Guadio tends to follow the same protocol with his show every week. He plays a few songs and then makes sure to give a brief history of the bands and/or their twitter handles. Guadio insisted that there’s never a case where he won’t talk about a band for his listeners so that, if they liked a song, they can have the information about it. He does all this without trying to “babble” because, to him, it’s all about the music.

Guadio said he finds all his songs on Twitter, blogs and YouTube. He starts looking for new material as soon as his show is finished. Guadio will play songs that are extremely current, some being only a day old.

“There’s a story of him getting an email telling him to listen to this singer-songwriter from the UK around 2008. He thought she was great and he got her [song] on air,” Contla said. This artist was Adele and Guadio truly believes he was the first to play her. “I do, too, because only he would dive deep into the UK singer-songwriter genre.”

He calls these songs his “secret little gems” or songs that everyone should hear but he knows they never will, so he plays them. In his opinion, college radio is a great platform for bands that should be played but just don’t get the recognition. One of the things he loves about WMSC is that they give him complete artistic freedom. There are no ramifications to his show. “No one tells me what to play. If you told me what to play, the show couldn’t be the show,” Guadio said.

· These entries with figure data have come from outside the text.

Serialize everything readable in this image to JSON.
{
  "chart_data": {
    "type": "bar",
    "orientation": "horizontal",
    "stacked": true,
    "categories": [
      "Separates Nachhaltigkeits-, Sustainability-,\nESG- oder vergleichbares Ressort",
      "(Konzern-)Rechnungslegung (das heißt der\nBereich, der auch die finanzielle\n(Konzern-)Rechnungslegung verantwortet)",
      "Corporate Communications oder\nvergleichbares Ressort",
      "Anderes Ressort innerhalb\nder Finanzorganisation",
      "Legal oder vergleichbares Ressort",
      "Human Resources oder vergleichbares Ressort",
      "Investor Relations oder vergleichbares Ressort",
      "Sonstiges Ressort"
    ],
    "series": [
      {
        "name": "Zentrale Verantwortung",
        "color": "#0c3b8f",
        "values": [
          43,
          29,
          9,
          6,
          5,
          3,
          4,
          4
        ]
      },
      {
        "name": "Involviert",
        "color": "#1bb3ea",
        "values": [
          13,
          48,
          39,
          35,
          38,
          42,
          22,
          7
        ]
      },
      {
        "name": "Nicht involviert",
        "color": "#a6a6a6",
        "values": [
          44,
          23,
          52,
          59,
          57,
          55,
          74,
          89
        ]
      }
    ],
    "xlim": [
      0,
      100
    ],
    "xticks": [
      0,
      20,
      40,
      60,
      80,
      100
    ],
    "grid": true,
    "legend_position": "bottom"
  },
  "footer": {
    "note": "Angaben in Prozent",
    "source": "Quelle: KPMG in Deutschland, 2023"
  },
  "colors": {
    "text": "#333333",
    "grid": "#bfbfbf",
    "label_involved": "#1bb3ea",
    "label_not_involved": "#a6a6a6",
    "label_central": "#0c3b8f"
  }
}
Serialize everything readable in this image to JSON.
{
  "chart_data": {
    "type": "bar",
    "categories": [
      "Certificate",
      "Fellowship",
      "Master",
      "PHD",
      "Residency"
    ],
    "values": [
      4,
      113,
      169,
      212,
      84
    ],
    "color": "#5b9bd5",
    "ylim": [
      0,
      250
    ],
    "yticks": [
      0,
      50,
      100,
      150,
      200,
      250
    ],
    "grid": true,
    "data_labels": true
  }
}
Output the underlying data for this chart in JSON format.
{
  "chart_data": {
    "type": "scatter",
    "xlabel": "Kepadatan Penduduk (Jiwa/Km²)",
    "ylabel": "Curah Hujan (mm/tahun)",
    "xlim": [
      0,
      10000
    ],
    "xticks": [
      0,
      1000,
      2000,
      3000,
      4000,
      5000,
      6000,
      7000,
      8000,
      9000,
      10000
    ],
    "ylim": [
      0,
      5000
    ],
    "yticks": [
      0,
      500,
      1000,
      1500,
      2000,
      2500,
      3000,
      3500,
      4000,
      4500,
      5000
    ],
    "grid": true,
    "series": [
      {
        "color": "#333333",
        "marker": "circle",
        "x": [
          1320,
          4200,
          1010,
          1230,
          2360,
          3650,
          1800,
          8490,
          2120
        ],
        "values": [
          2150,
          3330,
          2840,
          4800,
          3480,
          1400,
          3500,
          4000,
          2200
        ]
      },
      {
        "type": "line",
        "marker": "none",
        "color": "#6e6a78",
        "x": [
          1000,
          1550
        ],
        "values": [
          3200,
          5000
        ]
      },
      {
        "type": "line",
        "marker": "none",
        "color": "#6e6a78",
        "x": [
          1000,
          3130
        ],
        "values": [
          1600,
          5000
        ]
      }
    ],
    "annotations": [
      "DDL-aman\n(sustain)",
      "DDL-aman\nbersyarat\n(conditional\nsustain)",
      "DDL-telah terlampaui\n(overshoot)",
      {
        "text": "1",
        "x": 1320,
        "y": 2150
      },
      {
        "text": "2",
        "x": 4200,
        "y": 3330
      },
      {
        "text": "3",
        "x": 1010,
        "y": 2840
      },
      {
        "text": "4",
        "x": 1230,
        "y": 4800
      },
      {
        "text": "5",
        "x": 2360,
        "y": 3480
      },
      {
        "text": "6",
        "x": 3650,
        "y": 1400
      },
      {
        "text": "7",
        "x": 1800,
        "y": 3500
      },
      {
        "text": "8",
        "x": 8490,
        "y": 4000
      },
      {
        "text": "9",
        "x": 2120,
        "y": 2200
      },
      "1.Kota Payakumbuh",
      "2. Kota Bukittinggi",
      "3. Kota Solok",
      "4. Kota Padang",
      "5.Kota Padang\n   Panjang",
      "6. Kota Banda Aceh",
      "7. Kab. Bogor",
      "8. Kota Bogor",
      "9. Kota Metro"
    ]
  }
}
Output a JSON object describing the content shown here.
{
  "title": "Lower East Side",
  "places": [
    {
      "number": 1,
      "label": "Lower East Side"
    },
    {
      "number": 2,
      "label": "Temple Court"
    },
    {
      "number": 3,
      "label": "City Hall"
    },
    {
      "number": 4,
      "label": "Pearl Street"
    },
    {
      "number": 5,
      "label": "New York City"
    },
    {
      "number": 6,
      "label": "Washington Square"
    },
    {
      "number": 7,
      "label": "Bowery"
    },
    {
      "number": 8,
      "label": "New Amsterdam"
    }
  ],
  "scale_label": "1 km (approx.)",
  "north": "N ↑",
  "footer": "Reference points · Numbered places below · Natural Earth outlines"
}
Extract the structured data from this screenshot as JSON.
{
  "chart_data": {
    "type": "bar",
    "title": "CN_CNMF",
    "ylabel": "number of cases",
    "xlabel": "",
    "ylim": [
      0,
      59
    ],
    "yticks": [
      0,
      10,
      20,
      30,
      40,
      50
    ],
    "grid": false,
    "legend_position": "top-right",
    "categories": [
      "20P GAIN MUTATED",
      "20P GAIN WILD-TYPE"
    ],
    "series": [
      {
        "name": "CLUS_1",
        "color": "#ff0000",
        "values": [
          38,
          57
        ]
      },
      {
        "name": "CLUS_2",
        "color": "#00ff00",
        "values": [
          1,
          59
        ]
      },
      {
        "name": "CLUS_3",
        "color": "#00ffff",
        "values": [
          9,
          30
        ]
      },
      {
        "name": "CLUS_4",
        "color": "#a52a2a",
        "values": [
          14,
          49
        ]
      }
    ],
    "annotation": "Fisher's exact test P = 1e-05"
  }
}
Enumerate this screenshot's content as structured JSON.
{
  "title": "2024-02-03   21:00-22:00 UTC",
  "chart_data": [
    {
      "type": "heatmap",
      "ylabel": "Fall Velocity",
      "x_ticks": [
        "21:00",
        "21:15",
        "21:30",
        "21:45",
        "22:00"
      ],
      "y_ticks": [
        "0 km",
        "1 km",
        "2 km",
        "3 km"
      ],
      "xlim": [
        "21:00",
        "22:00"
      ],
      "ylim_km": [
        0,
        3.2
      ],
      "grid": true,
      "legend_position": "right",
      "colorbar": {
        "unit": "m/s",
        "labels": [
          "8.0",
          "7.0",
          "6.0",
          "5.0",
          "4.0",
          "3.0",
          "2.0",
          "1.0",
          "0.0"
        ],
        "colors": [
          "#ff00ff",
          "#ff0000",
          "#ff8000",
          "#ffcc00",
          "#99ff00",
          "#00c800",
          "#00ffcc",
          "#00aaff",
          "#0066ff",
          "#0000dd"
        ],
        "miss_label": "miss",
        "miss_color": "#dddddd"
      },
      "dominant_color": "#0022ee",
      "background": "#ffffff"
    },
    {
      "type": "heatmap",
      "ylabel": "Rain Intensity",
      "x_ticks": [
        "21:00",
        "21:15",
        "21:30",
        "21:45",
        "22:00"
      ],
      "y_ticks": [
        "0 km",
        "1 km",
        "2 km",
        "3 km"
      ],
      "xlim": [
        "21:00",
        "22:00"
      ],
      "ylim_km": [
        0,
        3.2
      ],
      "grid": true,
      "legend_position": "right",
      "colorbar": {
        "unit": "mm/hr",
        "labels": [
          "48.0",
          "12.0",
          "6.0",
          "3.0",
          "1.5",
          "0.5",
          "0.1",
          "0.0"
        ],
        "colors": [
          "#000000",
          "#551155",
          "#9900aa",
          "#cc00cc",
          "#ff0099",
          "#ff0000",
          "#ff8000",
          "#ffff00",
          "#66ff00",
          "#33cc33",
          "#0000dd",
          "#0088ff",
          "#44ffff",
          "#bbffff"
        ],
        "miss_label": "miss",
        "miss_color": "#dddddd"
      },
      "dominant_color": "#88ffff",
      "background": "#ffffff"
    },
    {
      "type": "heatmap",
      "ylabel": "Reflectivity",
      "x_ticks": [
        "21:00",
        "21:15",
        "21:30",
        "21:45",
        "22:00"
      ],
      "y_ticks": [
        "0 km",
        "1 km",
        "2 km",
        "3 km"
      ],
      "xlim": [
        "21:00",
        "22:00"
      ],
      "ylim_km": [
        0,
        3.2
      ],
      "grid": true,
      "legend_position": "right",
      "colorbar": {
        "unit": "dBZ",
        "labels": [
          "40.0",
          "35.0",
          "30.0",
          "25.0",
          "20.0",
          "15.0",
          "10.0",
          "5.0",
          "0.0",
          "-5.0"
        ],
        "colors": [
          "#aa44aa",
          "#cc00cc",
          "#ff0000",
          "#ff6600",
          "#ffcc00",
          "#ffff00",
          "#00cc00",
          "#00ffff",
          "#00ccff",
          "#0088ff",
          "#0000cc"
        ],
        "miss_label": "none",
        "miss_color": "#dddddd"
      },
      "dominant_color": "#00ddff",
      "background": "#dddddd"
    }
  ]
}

In the past 10 years, Guadio has put on some 500 shows, only missing maybe 15 weeks. He has traveled from Belleville, N.J. in five inches of snow and also has come in 96-degrees-Fahrenheit heat. “He demonstrates a level of preparedness and dedication that I feel more DJs at the station should strive to achieve,” Gorbunoff said.

Guadio came to WMSC in the beginning because of its proximity to his home, but he explained how the station is now more state-of-the art than some in New York City.

Overall, Guadio has made a name for himself all over the world, playing music from bands on the other side of the globe. Guadio considers himself broadcasting on the “cozy end of the dial,” a place where his listeners can go to hear something they’ll never hear anywhere else. As Guadio said, “If America spoon-fed this music to you, you’d love it. The problem is, it’s not being spoon-fed.” He considers himself the “alternative to the alternative” as the man who gets to show the music to America.